Doggett, B., Lunney, J.G. 'Langmuir probe characterization of laser ablation plasmas' in Journal of Applied Physics, 105, (3), 2009, no. 033306
Journal of Applied Physics 105 3
For laser ablation plumes that are significantly ionized, Langmuir probes have proved to be a useful tool for measuring the plume shape, ion energy distribution, and electron temperature. Typically in laser ablation plasmas the flow velocity is supersonic, which complicates the interpretation of the current-voltage probe characteristic. In this paper we describe some recent developments on the application of Langmuir probes for laser ablation plume diagnosis.
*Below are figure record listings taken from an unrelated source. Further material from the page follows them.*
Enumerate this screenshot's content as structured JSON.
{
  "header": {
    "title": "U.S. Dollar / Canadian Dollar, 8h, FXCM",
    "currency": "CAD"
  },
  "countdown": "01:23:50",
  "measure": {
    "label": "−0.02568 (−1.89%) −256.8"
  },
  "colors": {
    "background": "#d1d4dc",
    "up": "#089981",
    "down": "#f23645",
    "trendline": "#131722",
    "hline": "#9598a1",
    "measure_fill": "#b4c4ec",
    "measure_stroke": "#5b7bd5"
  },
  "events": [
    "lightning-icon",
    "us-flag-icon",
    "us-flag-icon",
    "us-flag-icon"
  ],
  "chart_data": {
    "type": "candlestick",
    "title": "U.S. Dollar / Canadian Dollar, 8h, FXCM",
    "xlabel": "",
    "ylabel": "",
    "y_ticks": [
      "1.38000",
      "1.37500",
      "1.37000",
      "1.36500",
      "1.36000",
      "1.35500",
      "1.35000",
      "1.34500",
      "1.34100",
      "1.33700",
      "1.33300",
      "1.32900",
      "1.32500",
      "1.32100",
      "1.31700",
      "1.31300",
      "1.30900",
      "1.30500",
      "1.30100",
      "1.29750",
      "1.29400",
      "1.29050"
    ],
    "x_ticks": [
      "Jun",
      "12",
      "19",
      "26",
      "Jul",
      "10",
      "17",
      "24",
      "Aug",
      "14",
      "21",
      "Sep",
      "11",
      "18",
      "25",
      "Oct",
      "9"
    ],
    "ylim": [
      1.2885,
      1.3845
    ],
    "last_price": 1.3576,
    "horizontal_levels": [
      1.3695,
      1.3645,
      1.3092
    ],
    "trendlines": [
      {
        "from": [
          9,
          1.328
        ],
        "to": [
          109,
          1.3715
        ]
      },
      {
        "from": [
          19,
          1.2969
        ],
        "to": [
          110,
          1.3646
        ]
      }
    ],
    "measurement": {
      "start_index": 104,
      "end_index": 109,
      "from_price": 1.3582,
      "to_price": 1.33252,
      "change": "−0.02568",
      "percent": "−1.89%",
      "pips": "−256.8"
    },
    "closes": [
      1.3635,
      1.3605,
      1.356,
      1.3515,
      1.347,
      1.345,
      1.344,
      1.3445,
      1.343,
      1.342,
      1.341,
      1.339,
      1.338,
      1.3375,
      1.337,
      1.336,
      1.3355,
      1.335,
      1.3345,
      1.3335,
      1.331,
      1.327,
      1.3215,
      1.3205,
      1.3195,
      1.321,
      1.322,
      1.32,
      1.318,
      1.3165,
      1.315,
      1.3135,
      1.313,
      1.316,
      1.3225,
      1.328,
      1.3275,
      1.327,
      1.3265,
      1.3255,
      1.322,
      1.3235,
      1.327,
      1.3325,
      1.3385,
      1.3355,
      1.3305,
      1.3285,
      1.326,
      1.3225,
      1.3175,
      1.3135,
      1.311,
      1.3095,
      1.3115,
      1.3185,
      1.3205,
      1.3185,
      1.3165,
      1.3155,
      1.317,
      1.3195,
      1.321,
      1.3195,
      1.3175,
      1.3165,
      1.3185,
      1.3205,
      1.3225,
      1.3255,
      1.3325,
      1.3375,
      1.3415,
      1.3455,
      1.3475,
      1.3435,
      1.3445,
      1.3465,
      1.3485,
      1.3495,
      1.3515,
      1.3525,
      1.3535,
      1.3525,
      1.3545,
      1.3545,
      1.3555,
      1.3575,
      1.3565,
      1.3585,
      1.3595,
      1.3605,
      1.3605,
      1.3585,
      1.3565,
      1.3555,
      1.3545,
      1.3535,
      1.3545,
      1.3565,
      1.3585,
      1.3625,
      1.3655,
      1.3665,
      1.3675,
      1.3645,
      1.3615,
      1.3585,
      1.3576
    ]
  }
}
We have investigated the behavior of the probe when it is orientated perpendicular, and parallel, to the plasma flow, and show how an analytical model developed for plasma immersion ion implantation, can quantitatively describe the variation of the ion current with probe bias for the case when the plasma flow is along the probe surface. The ion signal recorded by a probe in the parallel position is proportional to the ion density and the square root of the bias voltage. It is shown that the current varies as mi −1/2 so that by comparing the ion signals from the parallel and perpendicular positions it is possible to estimate the mass of the ions detected. We have also determined the temporal variation of electron temperature. A planar probe oriented parallel to the plasma flow, where the ion current due to the plasma flow is eliminated, gives a more reliable measurement of Te(<0.6 eV). The measured Te is consistent with the measured ion current, which is dependent on Te when the time taken for an element of plasma to traverse the probe is longer than the time taken for the matrix ion sheath extraction phase.